On my author blog a few years ago, I shared a few articles on managing home finances where I didn’t merely discuss savings or budgeting, but when to tell a deal from a ruse. Those three articles are as follows:
- Household Finances: Intro to the Basics
- Household Finances: Part 2 and
- Household Finances: Part 3 – When is a Deal a Deal?
I shared two examples in Part 3 that had been major learning tools in my children’s lives as they were learning how to manage their own finances as teenagers.
A few years later, I ran across a blatant example this very Black Friday weekend! Not everything touted as a sale, actually truly is a sale! Sometimes stores will merely place things in a sale flyer to get your attention, rather than have any real correlation to the sale featured by that flyer. Other times, sales may offer some reduction in price, but only because prices had risen a month or two prior. Then there is the issue of research! In today’s example, it must be understood that many Canadians actually go south of the border to go shopping on Black Friday weekend. To prevent this loss of customers, Canadian stores have begun offering their own Black Friday deals, door crashers, etc.

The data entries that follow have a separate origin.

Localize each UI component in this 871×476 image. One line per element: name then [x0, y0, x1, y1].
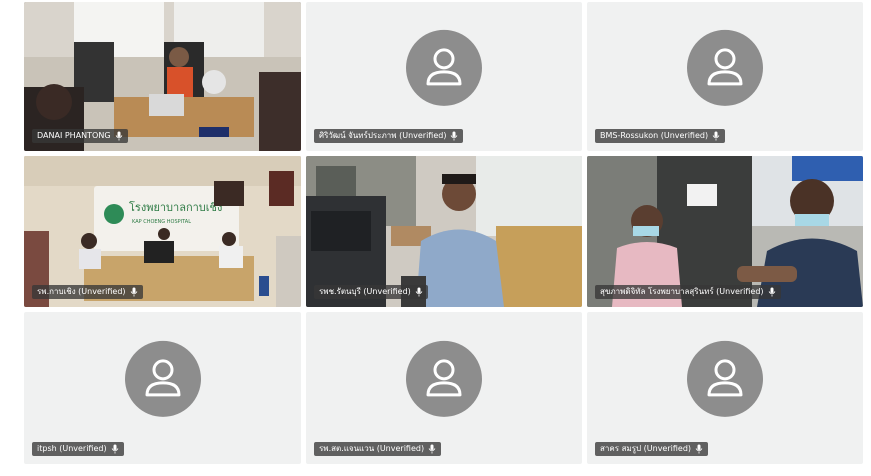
participant-tile-1[interactable]: DANAI PHANTONG	[24, 2, 301, 151]
microphone-muted-icon	[451, 131, 458, 141]
participant-name-label: สุขภาพดิจิทัล โรงพยาบาลสุรินทร์ (Unverif…	[595, 285, 781, 299]
microphone-muted-icon	[712, 131, 720, 141]
participant-tile-4[interactable]: โรงพยาบาลกาบเชิง KAP CHOENG HOSPITAL รพ.…	[24, 156, 301, 307]
hospital-sign-subtext: KAP CHOENG HOSPITAL	[132, 219, 191, 225]
participant-name-label: รพ.กาบเชิง (Unverified)	[32, 285, 143, 299]
participant-tile-5[interactable]: รพช.รัตนบุรี (Unverified)	[306, 156, 582, 307]
participant-name-label: DANAI PHANTONG	[32, 129, 128, 143]
microphone-muted-icon	[111, 444, 118, 454]
microphone-muted-icon	[415, 287, 423, 297]
person-icon	[406, 29, 482, 106]
participant-tile-2[interactable]: ศิริวัฒน์ จันทร์ประภาพ (Unverified)	[306, 2, 582, 151]
person-icon	[687, 29, 763, 106]
hospital-sign-text: โรงพยาบาลกาบเชิง	[129, 200, 222, 214]
video-grid: DANAI PHANTONG ศิริวัฒน์ จันทร์ประภาพ (U…	[0, 0, 871, 476]
person-icon	[406, 340, 482, 417]
participant-name-label: รพ.สต.แจนแวน (Unverified)	[314, 442, 442, 456]
person-icon	[687, 340, 763, 417]
microphone-muted-icon	[115, 131, 122, 141]
participant-name-label: สาคร สมรูป (Unverified)	[595, 442, 709, 456]
participant-tile-9[interactable]: สาคร สมรูป (Unverified)	[587, 312, 863, 464]
participant-tile-7[interactable]: itpsh (Unverified)	[24, 312, 301, 464]
participant-name-label: ศิริวัฒน์ จันทร์ประภาพ (Unverified)	[314, 129, 464, 143]
participant-tile-8[interactable]: รพ.สต.แจนแวน (Unverified)	[306, 312, 582, 464]
participant-name-label: itpsh (Unverified)	[32, 442, 124, 456]
microphone-muted-icon	[768, 287, 775, 297]
participant-name-label: รพช.รัตนบุรี (Unverified)	[314, 285, 428, 299]
participant-name-label: BMS-Rossukon (Unverified)	[595, 129, 726, 143]
microphone-muted-icon	[695, 444, 703, 454]
participant-tile-6[interactable]: สุขภาพดิจิทัล โรงพยาบาลสุรินทร์ (Unverif…	[587, 156, 863, 307]
microphone-muted-icon	[428, 444, 436, 454]
participant-tile-3[interactable]: BMS-Rossukon (Unverified)	[587, 2, 863, 151]
person-icon	[124, 340, 201, 417]
microphone-muted-icon	[130, 287, 137, 297]
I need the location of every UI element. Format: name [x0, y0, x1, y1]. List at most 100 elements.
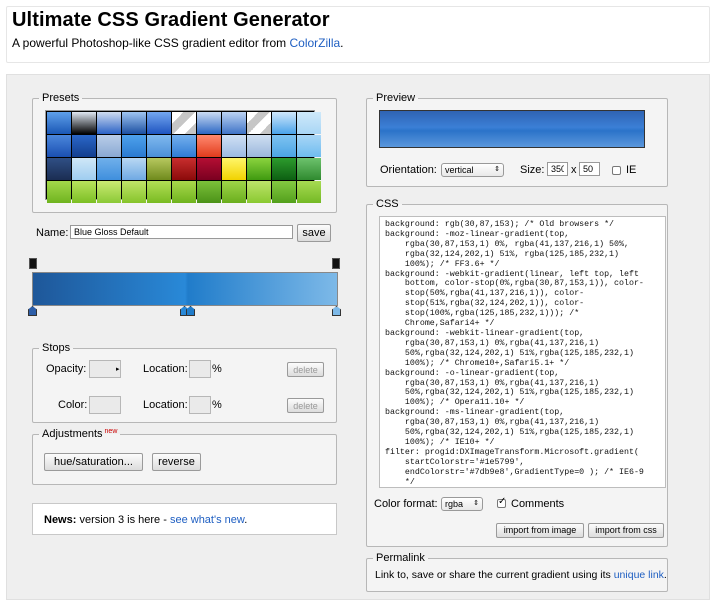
presets-legend: Presets	[42, 92, 80, 104]
preset-swatch[interactable]	[97, 112, 121, 134]
import-from-image-button[interactable]: import from image	[496, 523, 584, 538]
preview-legend: Preview	[376, 92, 416, 104]
css-code-output[interactable]: background: rgb(30,87,153); /* Old brows…	[379, 216, 666, 488]
comments-checkbox[interactable]: ✓	[497, 496, 507, 508]
preset-swatch[interactable]	[297, 158, 321, 180]
ie-label: IE	[626, 164, 637, 176]
import-from-css-button[interactable]: import from css	[588, 523, 664, 538]
preset-swatch[interactable]	[97, 158, 121, 180]
preset-swatch[interactable]	[197, 181, 221, 203]
news-body: version 3 is here -	[76, 514, 170, 526]
opacity-location-input[interactable]	[189, 360, 211, 378]
save-button[interactable]: save	[297, 224, 331, 242]
preset-swatch[interactable]	[247, 158, 271, 180]
preset-swatch[interactable]	[147, 135, 171, 157]
preset-swatch[interactable]	[72, 112, 96, 134]
orientation-label: Orientation:	[380, 164, 437, 176]
gradient-name-input[interactable]	[70, 225, 293, 239]
preset-swatch[interactable]	[47, 112, 71, 134]
preset-swatch[interactable]	[97, 181, 121, 203]
whats-new-link[interactable]: see what's new	[170, 514, 244, 526]
color-format-value: rgba	[445, 499, 464, 509]
preset-swatch[interactable]	[247, 112, 271, 134]
ie-checkbox[interactable]	[612, 166, 621, 175]
opacity-stop-right[interactable]	[332, 258, 340, 269]
preset-swatch[interactable]	[197, 112, 221, 134]
preset-swatch[interactable]	[122, 112, 146, 134]
gradient-bar[interactable]	[32, 272, 338, 306]
preset-swatch[interactable]	[297, 135, 321, 157]
page-title: Ultimate CSS Gradient Generator	[12, 9, 330, 31]
preset-swatch[interactable]	[247, 181, 271, 203]
news-bold: News:	[44, 514, 77, 526]
stops-legend: Stops	[42, 342, 71, 354]
preset-swatch[interactable]	[72, 135, 96, 157]
preset-swatch[interactable]	[47, 135, 71, 157]
height-input[interactable]	[579, 162, 600, 176]
opacity-label: Opacity:	[46, 363, 87, 375]
unique-link[interactable]: unique link	[614, 569, 664, 581]
preset-swatch[interactable]	[72, 181, 96, 203]
preset-swatch[interactable]	[272, 181, 296, 203]
preset-swatch[interactable]	[197, 158, 221, 180]
preset-swatch[interactable]	[222, 181, 246, 203]
opacity-location-label: Location:	[143, 363, 188, 375]
preset-swatch[interactable]	[272, 112, 296, 134]
page-subtitle: A powerful Photoshop-like CSS gradient e…	[12, 36, 344, 50]
stepper-arrow-icon: ▸	[116, 366, 120, 373]
preset-swatch[interactable]	[47, 158, 71, 180]
preset-swatch[interactable]	[122, 181, 146, 203]
preset-swatch[interactable]	[247, 135, 271, 157]
preset-swatch[interactable]	[172, 181, 196, 203]
preset-swatch[interactable]	[272, 135, 296, 157]
opacity-stop-left[interactable]	[29, 258, 37, 269]
color-format-select[interactable]: rgba ⇕	[441, 497, 483, 511]
hue-saturation-button[interactable]: hue/saturation...	[44, 453, 143, 471]
permalink-text: Link to, save or share the current gradi…	[375, 569, 667, 581]
preset-swatch[interactable]	[172, 112, 196, 134]
preset-swatch[interactable]	[122, 135, 146, 157]
color-format-label: Color format:	[374, 498, 438, 510]
preset-swatch[interactable]	[72, 158, 96, 180]
color-percent: %	[212, 399, 222, 411]
preset-swatch[interactable]	[147, 158, 171, 180]
presets-grid	[45, 110, 321, 203]
preset-swatch[interactable]	[197, 135, 221, 157]
orientation-select[interactable]: vertical ⇕	[441, 163, 504, 177]
preset-swatch[interactable]	[272, 158, 296, 180]
news-text: News: version 3 is here - see what's new…	[44, 514, 247, 526]
preset-swatch[interactable]	[147, 181, 171, 203]
news-period: .	[244, 514, 248, 526]
size-x: x	[571, 164, 577, 176]
permalink-period: .	[663, 569, 667, 581]
preset-swatch[interactable]	[172, 135, 196, 157]
reverse-button[interactable]: reverse	[152, 453, 201, 471]
checkmark-icon: ✓	[498, 496, 507, 507]
preset-swatch[interactable]	[172, 158, 196, 180]
gradient-preview	[379, 110, 645, 148]
comments-label: Comments	[511, 498, 565, 510]
preset-swatch[interactable]	[222, 135, 246, 157]
preset-swatch[interactable]	[222, 112, 246, 134]
preset-swatch[interactable]	[297, 112, 321, 134]
delete-opacity-stop-button[interactable]: delete	[287, 362, 324, 377]
name-label: Name:	[36, 227, 69, 239]
color-swatch[interactable]	[89, 396, 121, 414]
colorzilla-link[interactable]: ColorZilla	[289, 36, 340, 50]
color-location-label: Location:	[143, 399, 188, 411]
width-input[interactable]	[547, 162, 568, 176]
preset-swatch[interactable]	[47, 181, 71, 203]
subtitle-period: .	[340, 36, 344, 50]
select-arrows-icon: ⇕	[473, 500, 479, 507]
preset-swatch[interactable]	[222, 158, 246, 180]
color-location-input[interactable]	[189, 396, 211, 414]
preset-swatch[interactable]	[297, 181, 321, 203]
preset-swatch[interactable]	[147, 112, 171, 134]
preset-swatch[interactable]	[122, 158, 146, 180]
preset-swatch[interactable]	[97, 135, 121, 157]
delete-color-stop-button[interactable]: delete	[287, 398, 324, 413]
permalink-body: Link to, save or share the current gradi…	[375, 569, 614, 581]
opacity-percent: %	[212, 363, 222, 375]
new-badge: new	[104, 428, 118, 435]
adjustments-legend-text: Adjustments	[42, 428, 103, 440]
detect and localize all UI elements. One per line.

Staples is one such store to try keeping Canadian shoppers in Canada! Unfortunately, Staples did not check all potential competing sources for prices before putting their flyer together, because I made the following discovery:
Their photo products mousepad, ornament, blanket, and puzzle at supposedly “sale” prices, are equal to or just a dollar or two less than the same items in my Cafepress store! Check out these images:
The image to the left is the local Staples flyer for Black Friday weekend. The image to the right is my comparison drawn between Staples and my store at Cafepress. This image is taken from a clickable PDF where you can visit the following links:
Mousepads $1 USD more than Black Friday pricing
Ornaments $3+ USD cheaper than Black Friday pricing
Quail Throw blanket $2+ USD more than Black Friday pricing
Quail puzzle similar price USD to Black Friday pricing
The lack of research really shows up when you also consider Cafepress regularly has their own coupon codes across their entire site. The current site-wide offer:Use Code: BLKFRI25 So this makes the above price comparison even more of a goof on Staple’s part! Canadians can still shop south of the border without ever leaving the comfort of their living rooms!
You’ll hear with various sources that its important to compare apples to apples. Therefore, I will point out that these prices at these two sites, are using the same feature: personalized items. At Cafepress, I have uploaded photos I have taken around my area and turned them into useful products people buy every day in housewares and office supply stores everywhere. I even have jewelry items personalized for purchase. Staples doesn’t get into the jewelry, but their photo centre is where their offers on this flyer page are coming from. You can visit any Staples store, or their online photo centre and create these items to purchase. You are also able to do that at Cafepress too. Other online sites also exist for this kind of thing with a friend of mine selling her wares on Zazzle, while I’ve seen local businesses use VistaPrint.
As a consumer in a widely-fluctuating economy, even your Christmas shopping should be shrewdly managed! Always do your homework before settling on where you’ll spend your holiday budget. Failure to do so will hoodwink you into believing you got a deal, when in fact the store you shopped at was not really offering a deal at all.